Near by the cavernous oven gaped yawningly, as if eager to swallow the luscious pies and calves prepared by the good housewife as her weekly contributions towards the domestic economy. Sometimes the neighbors gathered with the family on some stormy afternoon, and plates of rosy-cheeked apples and toothsome nuts, washed down with copious draughts of cider, increased the comfort and good cheer. And then what an inviting place the kitchen was on winter evenings for the family gathering, while oftentimes the wail of the Storm King about the wide chimsey tops formed a weird accompaniment to the evening hymns so often sung; or perhaps at nightfall the little ones were gathered about the mother's knee, and by the fitful blaze of the wood fire or flickering candle flame, the Bible stories from scenes depicted on the tiling about the fire place were told.

Nor must the great garret, extending over the whole house, with its nooks, and corners, peopled with the shadowy forms of long ago, be forgotten. This was indeed the store-house of the family. Piles of apples and nuts occupied the corners, and from the rafters were festooned strings of red peppers, clusters of seed corn, and bunches of dried herbs, filling the air with their spicy aroma, while tables bearing dozens of mince and pumpkin pies were overhung with strings of sausage.

At the end of the house was the home garden, usually superintended by the auntie, which was filled with a profusion of old-fashioned blumechas; four o'clocks and tulips, ragged sailors and poppies, banked with the blooming peony and stately dahlia, with the sweet-smelling syringa and lilac in the background, while the ever-present boxtree lent a sombre shade to the coloring. The fragrant mint and sweet marjoram, the savory sage, the pungent thyme, and the soothing lavender, mingled their odors in the air, the memory of which turns back the wheels of time and blots out all the intervening years.

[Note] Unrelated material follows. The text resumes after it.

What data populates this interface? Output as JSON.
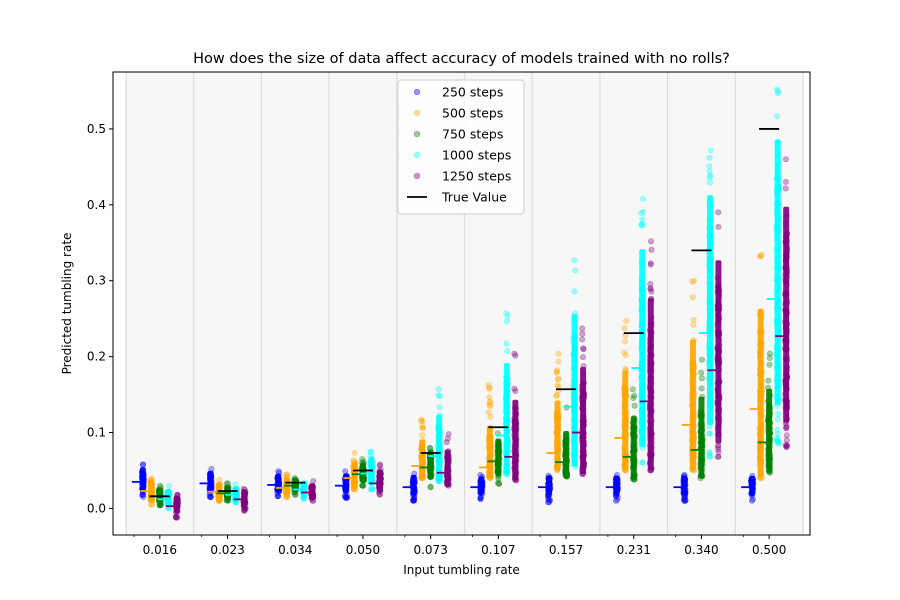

The furniture was chosen and designed for its fitness and durability, the truth of which is proven by the fact that although made more than two centuries ago, there are specimens of this furniture gracing the drawing-rooms of the present day in a better state of preservation than articles of much more modern manufacture. Everything was kept scrupulously clean, and the good housewife displayed with pride the shining array of pots and pans upon her kitchen dressers, while the well scrubbed floor, ornamented in the early days with the strip of bright-colored carpet, was an object of housewifely pride.